As previously reported, New Century has been scrambling to structure a prepackaged bankruptcy filing driven by a stalking horse bid for its origination and servicing platforms. That follows warehouse lenders’ decision to discontinue financing to the company en masse earlier this month. Late last week, the company was also said to be seeking out DIP lenders for a post-petition credit facility backed by its portfolio of loans held for sale, said a source familiar.
While shareholders are not expected to share in a recovery based on a liquidation value of the company, they may have a shot at pursuing causes of action against warehouse lenders on behalf of the estate in a bankruptcy, said the legal advisor.
“There is little direct precedent to estimate the potential litigation liabilities warehouse lenders could face in a bankruptcy,” said the legal advisor. “But in these types of potentially fraudulent situations, the court generally allows for some latitude.”
Prior to the company’s decision to shut down its origination platform in early March, New Century had access to 15 separate warehouse lines totaling approximately USD 13bn. Because many of the warehouse lenders were also active in the securitization of the mortgage loans New Century underwrote, they likely had a much deeper knowledge of the company’s lax lending standards, the two buysiders said. That could expose the banks to claims from an equity committee in bankruptcy, both sources said.

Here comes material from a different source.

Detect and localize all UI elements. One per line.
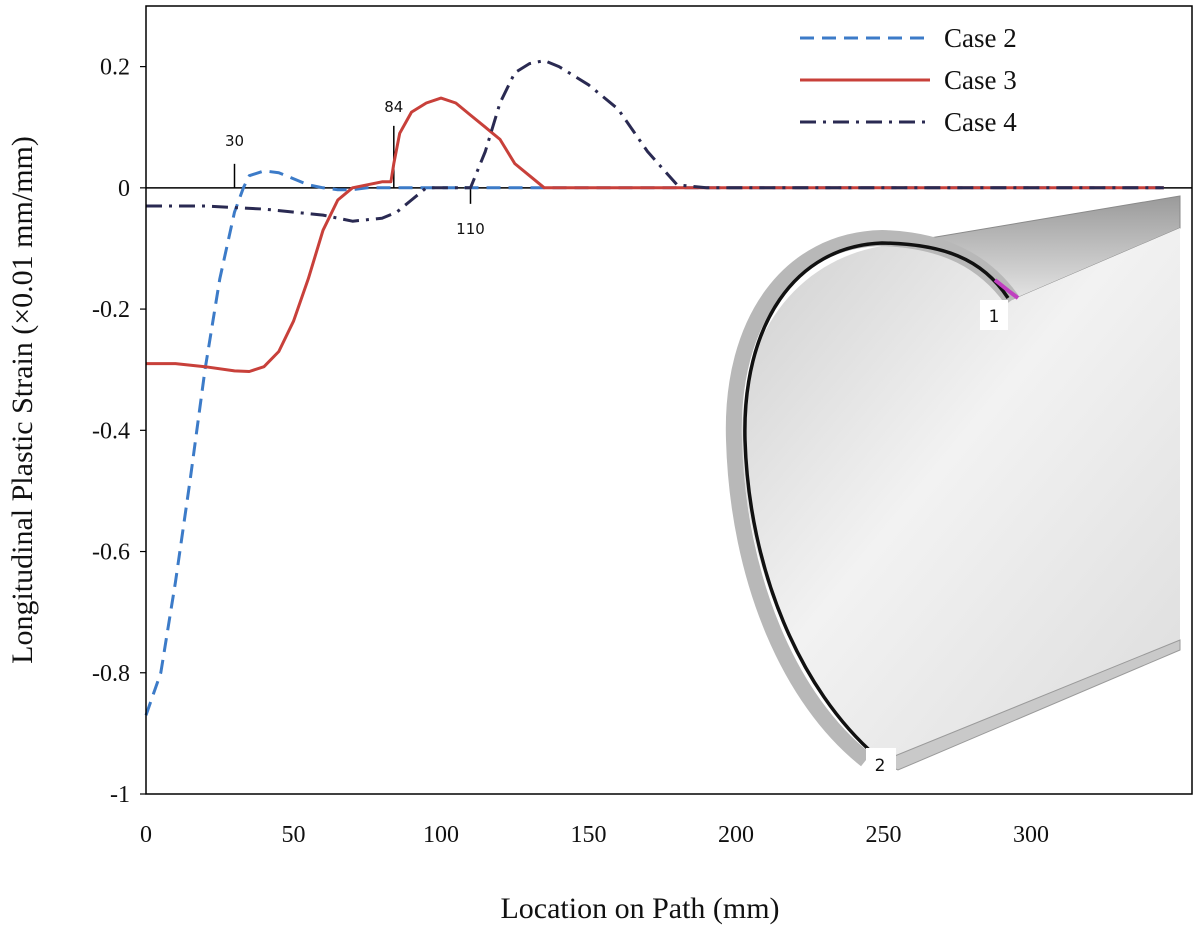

“I think its naïve to believe that the warehouse lenders had no idea about the underlying credit quality and lending practices of New Century,” said the first buysider.
Morgan Stanley - one of the company’s largest warehouse lenders - may also be subject to an inquiry into its decision to offer New Century USD 265m of new asset backed financing on 8 March, said the first buysider. One day later, Morgan Stanley sent a letter to New Century notifying it that it was accelerating certain obligations under its warehouse line and discontinuing its financing, according to company filings.
A Morgan Stanley official declined comment on the situation.
Officials representing New Century’s other large warehouse lenders including Goldman Sachs, Citigroup, Credit Suisse, Deutsche Bank, Barclays and IXIS Real Estate Capital declined to comment.
Should shareholders find strong enough causes of action against warehouse lenders, they would need to net more than USD 61m in damages for the common stock to be worth considering at these levels, said a third buysider. “Given that there is no kind of precedent for this type of adversary proceeding, it is difficult to determine how much may be up for grabs,” said the buysider. “Without that kind of certainty, I’m not sure many people are willing to put their money behind such a gamble.”